Daniel Herbert
- Born: 6 February 1974 (age 52) Brisbane, Queensland, Australia
- Height: 188 cm (6 ft 2 in)
- Weight: 100 kg (220 lb)

Rugby union career
- Position: Centre

Senior career
- Years: Team / Apps / (Points)
- 2004–2005: USA Perpignan

Provincial / State sides
- Years: Team / Apps / (Points)
- 1993–2003: Queensland / 124
- Correct as of 24 June 2014

Super Rugby
- Years: Team / Apps / (Points)
- 1996–2003: Queensland Reds / 82 / (85)
- Correct as of 24 June 2014

International career
- Years: Team / Apps / (Points)
- 1994–2002: Australia / 67 / (55)

= Daniel Herbert =

Daniel Herbert (born 6 February 1974) is an Australian rugby union administrator and former player who was appointed as the chair of Rugby Australia in November 2023. As a player, he played as a centre and won 67 caps for the Australia national team between 1994 and 2002, scoring 11 tries.

Herbert was born in Brisbane, Queensland. He was educated at Marist College Ashgrove, where he commenced his rugby career. Herbert won 67 caps playing at centre for the Australian national team since 1994. He made his test debut at the age of 20 against Ireland on 11 June 1994. He battled Jason Little for a state and test spot alongside Tim Horan before displacing him in 1998. Herbert went on to establish himself as the world's premier outside centre and was a key member of the Australian side that won the 1999 Rugby World Cup. He also played several test matches at inside centre.

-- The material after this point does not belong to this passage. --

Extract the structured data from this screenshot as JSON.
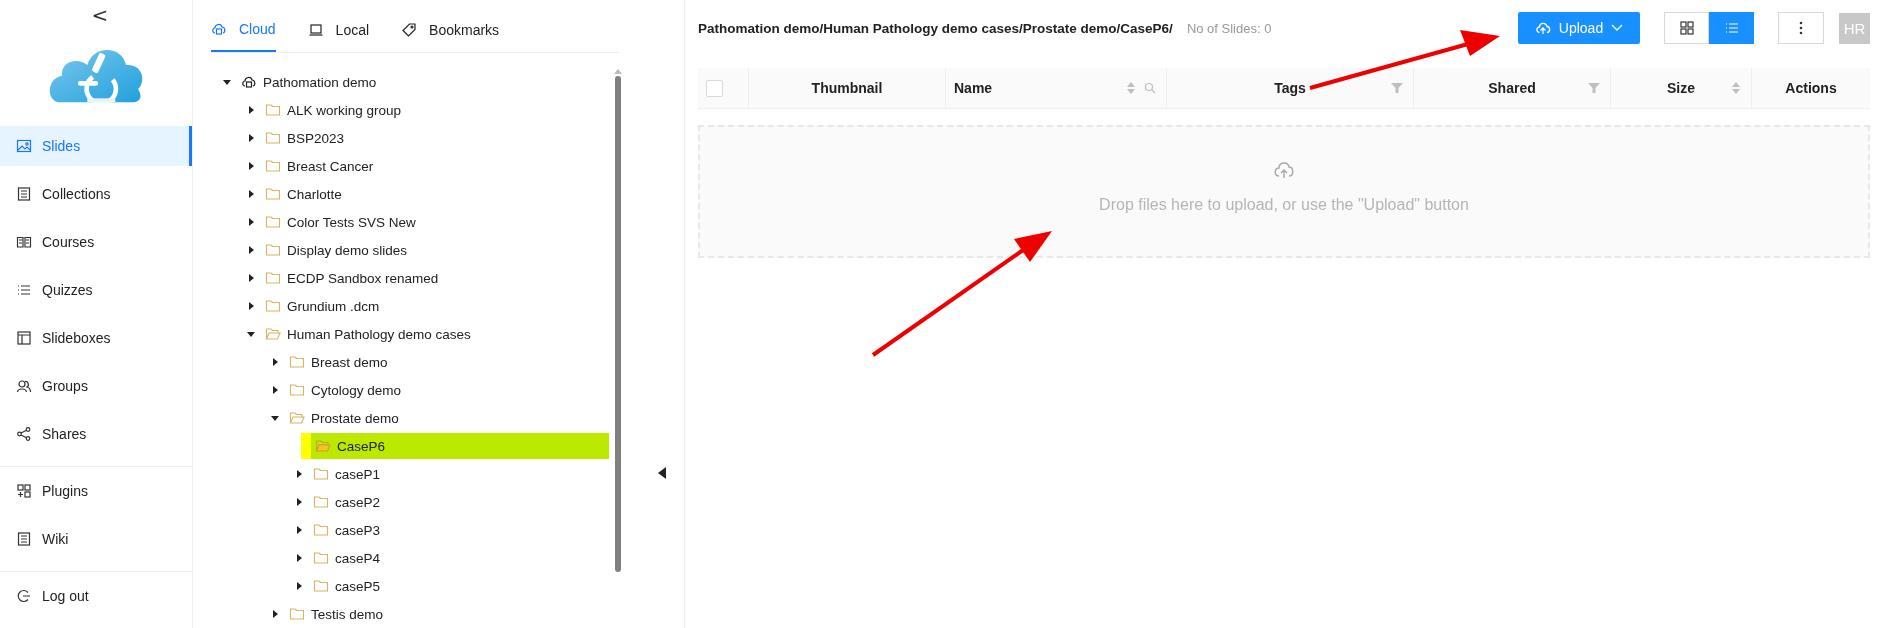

Herbert was named in the 'Team of the World Cup 1999' alongside his centre partner, Tim Horan. Herbert was also awarded the coveted 'L'equipe International Player of the Year' in 1999. In 2001 Herbert was promoted to the role of Queensland Captain and Australian Vice-captain and in that same year scored a brace of tries in the third and deciding British Lions test and helped the Wallabies to their first ever series victory over the Lions.
Known for his aggressive defence and line-breaking ability, Herbert revolutionised the role of a modern-day outside centre.

He was a vital part of the 'Golden Era' of Australian Rugby, which celebrated a World Cup victory, a British Lions series victory, a Rugby Championship and five consecutive Bledisloe Cups.

Herbert amassed 124 caps for Queensland Reds before leaving for the French side USA Perpignan for the season 2003–04. He only played 7 matches with Perpignan and suffered a very serious neck injury, which resulted in surgery in April 2004 and subsequently in Herbert's retirement from the game.

His brother Anthony was also an Australian rugby union representative player.

On 19 November 2023, Herbert replaced Hamish McLennan as the Chair of Rugby Australia, following McLennan's sacking from the position, and subsequent resignation from the RA board.